Hace años conversaba con mi mejor maestra, Lola Pasarín, sobre un episodio que todavía recuerdo:
un paciente entró abruptamente sin llamar en mitad de una visita, haciendo una consulta y exigiendo una respuesta inmediata.
Me comentó mi querida maestra:
la reacción puede ser responderle con rabia: “¡Te puedes salir, por favor!”, y el contenido es correcto.
Sin embargo el tono en el fondo transmite rechazo («no te aguanto»).
Y si la persona que irrumpe tampoco se aguanta a sí misma, la ofensa está asegurada.
En cambio, si utilizas un tono sereno, firme y afectuoso, la frase cambia por completo:
“Si eres tan amable, por favor, espera un momento; en cuanto acabe, te atiendo».
El mensaje es el mismo, pero el efecto es distinto: reconoces su necesidad y marcas un límite para atender mejor a todxs.

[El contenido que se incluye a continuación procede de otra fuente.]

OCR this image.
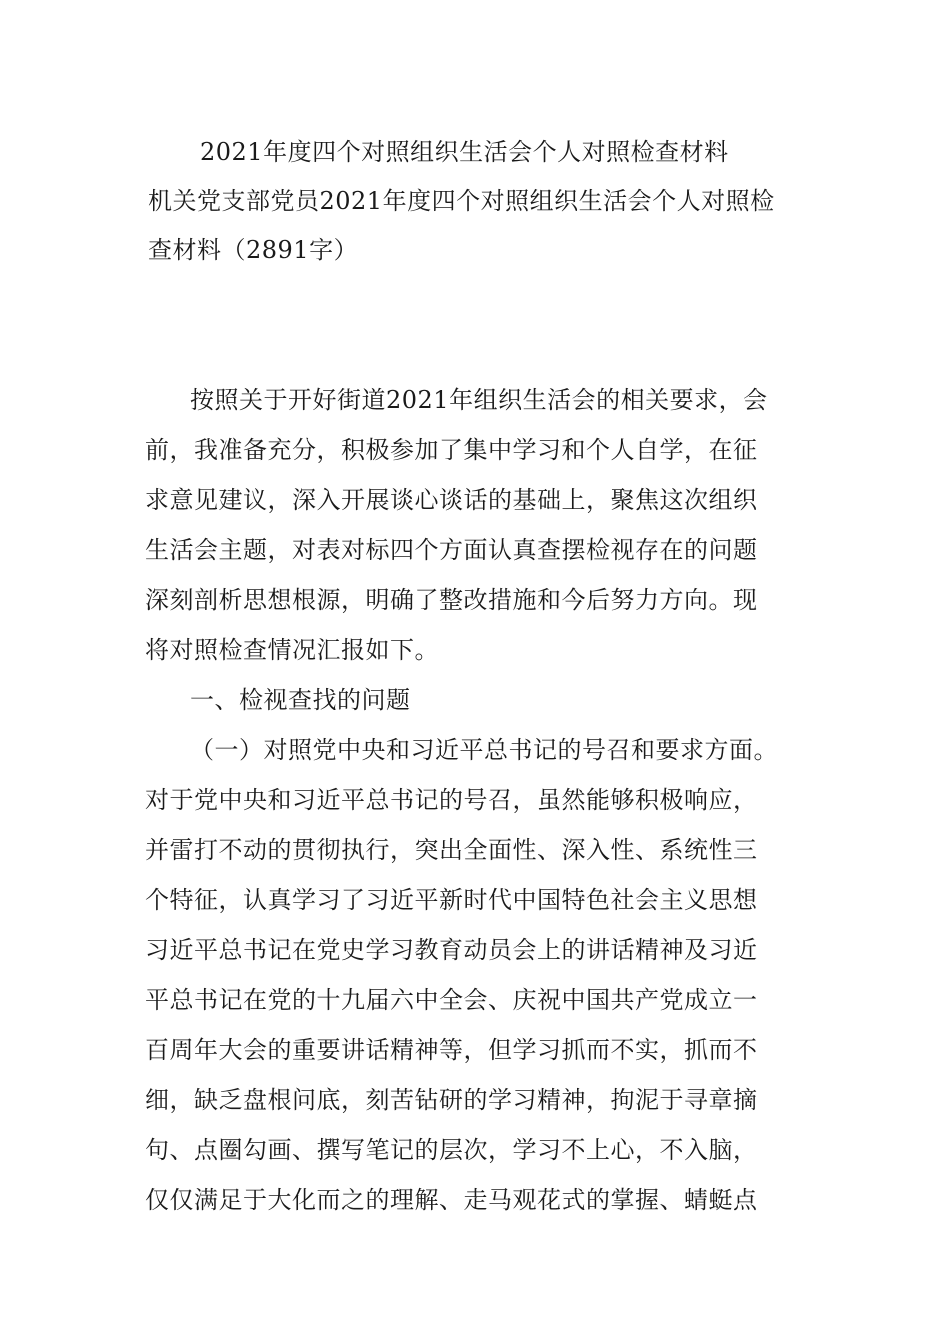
2021年度四个对照组织生活会个人对照检查材料
机关党支部党员2021年度四个对照组织生活会个人对照检
查材料（2891字）
按照关于开好街道2021年组织生活会的相关要求，会
前，我准备充分，积极参加了集中学习和个人自学，在征
求意见建议，深入开展谈心谈话的基础上，聚焦这次组织
生活会主题，对表对标四个方面认真查摆检视存在的问题
深刻剖析思想根源，明确了整改措施和今后努力方向。现
将对照检查情况汇报如下。
一、检视查找的问题
（一）对照党中央和习近平总书记的号召和要求方面。
对于党中央和习近平总书记的号召，虽然能够积极响应，
并雷打不动的贯彻执行，突出全面性、深入性、系统性三
个特征，认真学习了习近平新时代中国特色社会主义思想
习近平总书记在党史学习教育动员会上的讲话精神及习近
平总书记在党的十九届六中全会、庆祝中国共产党成立一
百周年大会的重要讲话精神等，但学习抓而不实，抓而不
细，缺乏盘根问底，刻苦钻研的学习精神，拘泥于寻章摘
句、点圈勾画、撰写笔记的层次，学习不上心，不入脑，
仅仅满足于大化而之的理解、走马观花式的掌握、蜻蜓点
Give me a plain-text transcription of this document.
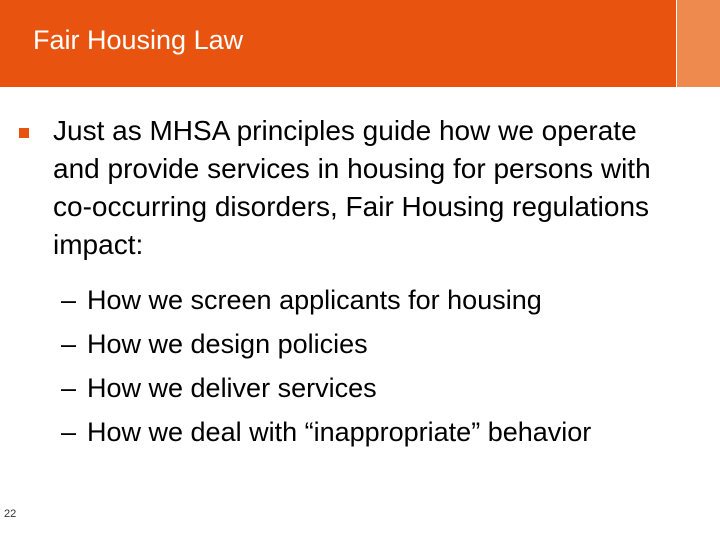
Fair Housing Law
Just as MHSA principles guide how we operate and provide services in housing for persons with co-occurring disorders, Fair Housing regulations impact:
– How we screen applicants for housing
– How we design policies
– How we deliver services
– How we deal with “inappropriate” behavior
22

En la vida el tono importa mucho.
En salud mental, más.
Puede ser la diferencia entre herir o contener.
Solemos creer que lo fundamental es solo lo que decimos, pero el tono refleja un verdadero juicio personal: si rechazo a la persona o no, si la juzgo o la comprendo.
Quizá convenga preguntarnos más a menudo: ¿qué transmite mi tono?
¿Rabia, desprecio, cansancio… o respeto, paciencia, cercanía?
¡Nunca entra una verdad en el corazón si el buen tono no la acompaña!.
Porque las palabras en ocasiones se olvidan; el tono, no.